The longstanding music impresario also spoke candidly about his passion for Black freedom and the devastating effects the criminal justice system has had on the Black community, namely Young Thug, who he signed to 300 Entertainment in 2014. He’s motivated every day to fight for equality for Black people and says that we should all use our gifts to be “activists for freedom” every day.

“I get up and grind every day because we're not free,” he says. "During slavery, the slave master separated Black families. Now the prison system does the same thing. Young Thug is in jail right now and he has six kids. That’s six kids that are missing the presence of their father. So as long as we're not free, as long as the judicial system is set to convict people for 30-something years, and then say, 'Oh, it was a mistake' like it was nothing, we’re not free. You can't get those years back.
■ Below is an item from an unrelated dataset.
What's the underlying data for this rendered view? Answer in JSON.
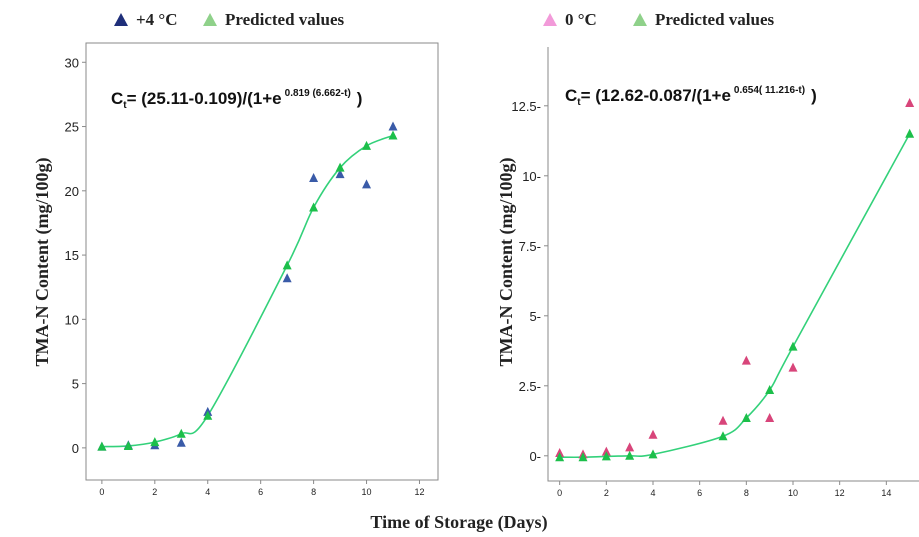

There are countless men and women that have been locked up. Some have been locked up for 20 years for selling weed and now it’s legalized. So I think every day, whether you're at NASDAQ, a Fortune 500 company, or if you cut a lawn, you should be working for freedom. We should be fighting not just our freedom but the freedom to help the next generation be even freer than we are."

Along with fellow executive Julie Greenwald, Liles created the "Protect Black Art" campaign, which aims to protect Black art, focusing on rap lyrics and how they should not be allowed to be used against an artist during a trial.

“We’ve got a petition we’re sharing calling on people to contact their representatives in the Assembly and get them to pass the “Rap Music on Trial” bill," he argues. "We need to protect Black art, and in order to do that, we must pass this legislation across the United States in all 50 states and at the federal level.”

A petition at, has garnered over 50K signatures. 

At this stage of his legendary career, the Make It Happen author has no intention of slowing down. Despite all of his accomplishments, he believes that he has much more to do for the collective good of Black Americans.

“I am trained to go to work. I'm trained to make a difference. I'm trained to be of service,” explains Liles. ”When you play football or if you practice yoga, it's not something you do just to feel good for the moment. You make it a way of life and it becomes a part of who you are."

"I don't call myself successful,” he continues. “I call myself blessed. I’m blessed to wake up another day to go to work. With success comes a lot of responsibility. It's not just a responsibility for yourself. It's our responsibility for the culture, and that's why I go to work."